Arrive alors la question de la candidature à
l’élection présidentielle. Celle-ci présenterait des
avantages indiscutables, outre la mise en œuvre de
notre capacité de nuisance (ce qui soulage) : objectif
immédiat (les signatures, le score) mieux à même de
nous mobiliser, visibilité, contre efficace à la
récupération du PC, possibilité de faire un score
supérieur à lui et à la LCR ( accélérateur de leurs
interrogations internes), résolution de l’épineuse
question de la consigne de vote du 1er tour. Les
inconvénients l’emportent. Les deux plus importants
touchent à l’ensemble des citoyens et à ce que nous
voulons construire.

On nous reprochera non pas seulement d’ « ajouter de
la division à la division » mais d’être acteurs d’un
possible nouveau 21 avril. Le Pen part à plus de 15%.
On ne peut simplement répondre que Ségolène est à 30.

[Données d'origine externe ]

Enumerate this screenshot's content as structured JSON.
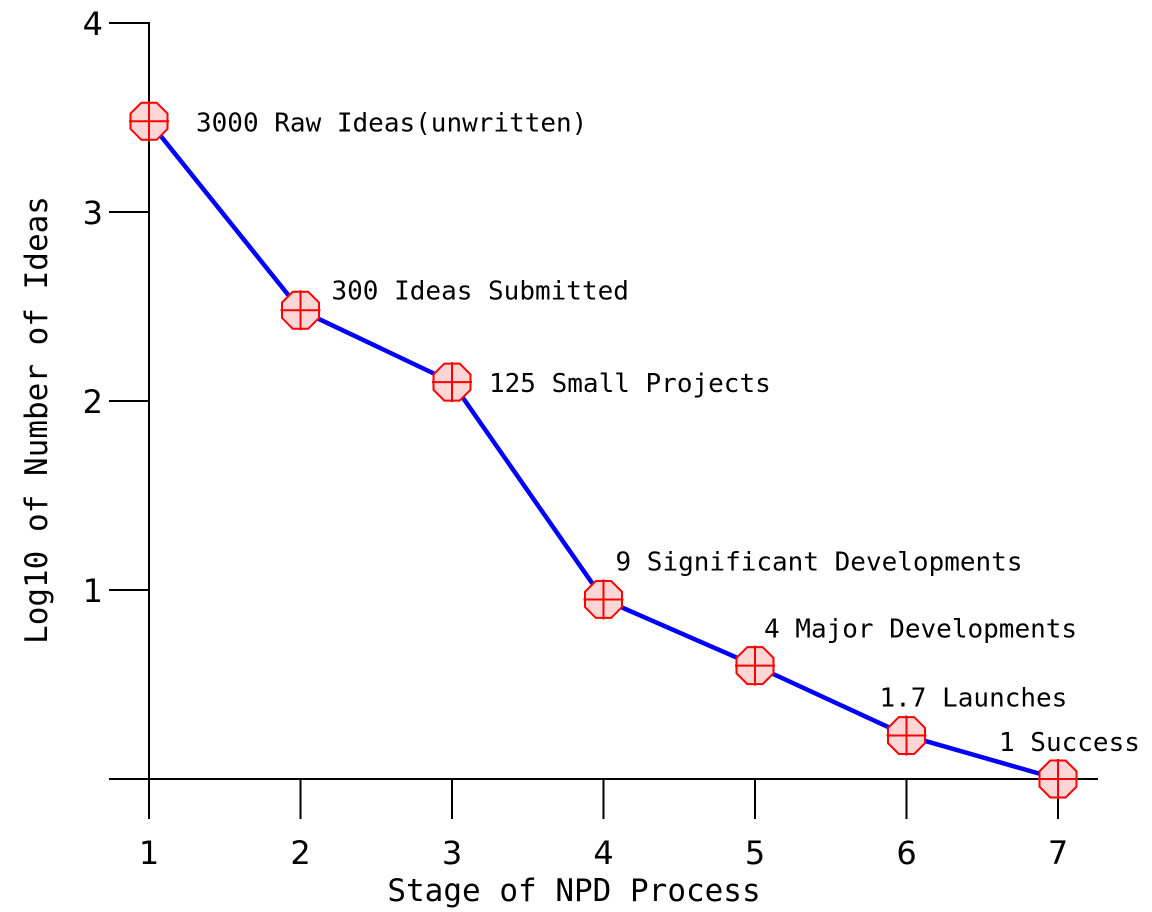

Nul ne sait ce qu’il en sera au moment du vote. En cas
de candidature unitaire, nous savions devoir faire
face à la pression du vote utile. Mais on ne pouvait
nous reprocher l’irresponsabilité : on ne pouvait nous
reprocher de disputer le leadership de la gauche aux
socio-libéraux. Nous n’avons plus cette posture : PC,
LCR, LO et nous, éventuellement, n’auront que des
candidatures de témoignage. L’autre objection
déterminante concerne notre diversité. Une telle
candidature évince les composantes qui entendent
rester dans leurs partis sans pouvoir assumer le
soutien à une candidature concurrente. C’est contraire
à l’image que nous voulons donner maintenant. Cela
risque d’amputer le regroupement à venir. A moins que
nous ne voulions y rassembler seulement ceux qui
quittent ces partis. Ce serait un autre projet, avec
un autre centre de gravité politique que ce que nous
voulons faire.

Il nous reste alors à mener une campagne nationale
combinée présidentielle-législative, avec l’annonce
rapide d’une présence massive lors de celle-ci : soit
par nos candidats issus des collectifs, soit en
soutien à des candidats de partis qui ont défendu
l’unité. Pour cela il faut que les collectifs engagent
immédiatement les discussions sur les possibilités
locales. Avec aussi, en point de mire, les
municipales. C’est un chemin difficile. Il me semble
toutefois seul permettre de lancer à l’automne le
nouveau regroupement politique évoqué plus haut.